As Canada’s largest — and oldest — agency serving women and girls, you’d think the venerable YWCA would get some respect.

But when the Toronto office approached the banks for a $37 million loan to build the city’s largest affordable housing project in a decade, the women hit a brick wall.

“We were a group of women in a room facing a group of men,” recalls CEO Heather McGregor, who oversees the association’s $23 million operating budget and 330 unionized staff. “When women are asking for money, the credibility issue is always there.”
The banks never delivered.

But the YWCA is showing that women who work in social services can manage money and wear hard hats, too.

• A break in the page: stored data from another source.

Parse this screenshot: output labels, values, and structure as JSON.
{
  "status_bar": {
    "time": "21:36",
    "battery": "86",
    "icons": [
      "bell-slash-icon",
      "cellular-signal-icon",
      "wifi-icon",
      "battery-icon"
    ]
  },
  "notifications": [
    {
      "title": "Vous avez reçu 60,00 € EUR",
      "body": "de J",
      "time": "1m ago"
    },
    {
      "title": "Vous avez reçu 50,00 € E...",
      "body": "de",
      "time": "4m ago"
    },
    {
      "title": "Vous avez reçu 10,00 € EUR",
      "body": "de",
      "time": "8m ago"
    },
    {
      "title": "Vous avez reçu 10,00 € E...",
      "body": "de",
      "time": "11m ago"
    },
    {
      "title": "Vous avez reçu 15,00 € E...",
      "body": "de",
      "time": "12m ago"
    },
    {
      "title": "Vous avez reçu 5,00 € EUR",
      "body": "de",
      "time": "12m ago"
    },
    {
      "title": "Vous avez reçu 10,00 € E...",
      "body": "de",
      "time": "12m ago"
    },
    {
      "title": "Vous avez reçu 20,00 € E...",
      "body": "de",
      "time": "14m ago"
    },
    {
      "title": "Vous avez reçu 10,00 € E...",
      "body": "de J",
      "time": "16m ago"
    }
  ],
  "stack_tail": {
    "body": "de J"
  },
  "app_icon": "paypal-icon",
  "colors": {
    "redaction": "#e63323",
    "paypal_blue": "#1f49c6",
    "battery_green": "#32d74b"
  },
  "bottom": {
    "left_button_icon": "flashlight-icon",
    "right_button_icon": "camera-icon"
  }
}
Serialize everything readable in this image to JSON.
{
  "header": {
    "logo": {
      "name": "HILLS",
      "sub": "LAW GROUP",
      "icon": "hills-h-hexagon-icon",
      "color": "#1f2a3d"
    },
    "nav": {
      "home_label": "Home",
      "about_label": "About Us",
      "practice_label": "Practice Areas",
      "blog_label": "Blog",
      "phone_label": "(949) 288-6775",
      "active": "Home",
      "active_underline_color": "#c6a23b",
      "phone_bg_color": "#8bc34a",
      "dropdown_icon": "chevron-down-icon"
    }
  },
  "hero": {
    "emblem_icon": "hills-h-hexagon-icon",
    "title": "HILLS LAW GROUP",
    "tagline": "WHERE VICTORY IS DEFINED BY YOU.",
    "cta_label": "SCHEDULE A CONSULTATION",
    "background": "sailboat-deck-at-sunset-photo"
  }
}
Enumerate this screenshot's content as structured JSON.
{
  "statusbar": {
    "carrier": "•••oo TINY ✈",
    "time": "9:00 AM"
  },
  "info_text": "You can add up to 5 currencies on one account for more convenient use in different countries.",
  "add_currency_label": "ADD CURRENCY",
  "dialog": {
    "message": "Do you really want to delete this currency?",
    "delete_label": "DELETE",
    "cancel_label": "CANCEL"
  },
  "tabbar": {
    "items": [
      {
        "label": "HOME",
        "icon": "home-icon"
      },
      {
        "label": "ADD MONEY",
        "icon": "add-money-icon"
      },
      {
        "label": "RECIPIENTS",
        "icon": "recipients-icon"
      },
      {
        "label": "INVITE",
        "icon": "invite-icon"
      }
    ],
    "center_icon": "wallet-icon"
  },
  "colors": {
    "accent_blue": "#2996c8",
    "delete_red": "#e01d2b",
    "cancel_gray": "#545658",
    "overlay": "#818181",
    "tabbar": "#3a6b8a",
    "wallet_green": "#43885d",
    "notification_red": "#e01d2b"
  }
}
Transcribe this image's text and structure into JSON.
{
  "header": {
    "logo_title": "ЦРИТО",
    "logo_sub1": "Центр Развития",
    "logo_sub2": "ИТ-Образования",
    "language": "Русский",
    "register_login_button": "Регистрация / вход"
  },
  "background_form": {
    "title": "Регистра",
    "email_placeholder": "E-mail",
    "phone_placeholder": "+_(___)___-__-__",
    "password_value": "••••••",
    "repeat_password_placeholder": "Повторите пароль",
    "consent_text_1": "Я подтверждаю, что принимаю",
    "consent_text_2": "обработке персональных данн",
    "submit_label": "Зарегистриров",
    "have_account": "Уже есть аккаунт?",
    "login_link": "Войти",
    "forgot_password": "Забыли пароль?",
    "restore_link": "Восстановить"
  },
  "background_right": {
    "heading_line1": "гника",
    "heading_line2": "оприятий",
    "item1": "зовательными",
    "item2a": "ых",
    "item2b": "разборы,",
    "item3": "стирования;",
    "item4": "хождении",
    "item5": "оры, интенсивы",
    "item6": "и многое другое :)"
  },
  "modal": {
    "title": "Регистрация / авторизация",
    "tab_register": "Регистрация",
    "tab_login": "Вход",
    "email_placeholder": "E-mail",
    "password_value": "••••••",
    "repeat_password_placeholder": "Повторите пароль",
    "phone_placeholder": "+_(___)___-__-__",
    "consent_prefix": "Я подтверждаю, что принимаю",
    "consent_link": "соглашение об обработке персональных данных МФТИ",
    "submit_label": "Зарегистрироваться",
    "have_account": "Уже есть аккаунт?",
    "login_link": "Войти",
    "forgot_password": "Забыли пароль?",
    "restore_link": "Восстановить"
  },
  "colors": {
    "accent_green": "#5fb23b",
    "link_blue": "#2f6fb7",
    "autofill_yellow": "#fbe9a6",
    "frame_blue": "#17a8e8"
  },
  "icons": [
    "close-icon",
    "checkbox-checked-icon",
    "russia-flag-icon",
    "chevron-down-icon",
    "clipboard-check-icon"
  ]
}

Tomorrow, McGregor will join Toronto Mayor David Miller and other supporters next to a 2,487-square-metre hole in the city’s downtown core to formally launch construction of the YWCA Elm Centre.

The three-tower complex that will house the YWCA’s local and national head offices also promises to be an environmental leader. It will include five green roofs, two rooftop gardens, energy-efficient electricity and one of the largest geothermal heating and cooling systems in North America.

Infrastructure Ontario, flush with federal funding, stepped up to the plate last year with a $37 million mortgage. Combined with $38 million in federal, provincial and municipal grants and loans, the ­YWCA was able to break ground on the ambitious project in January.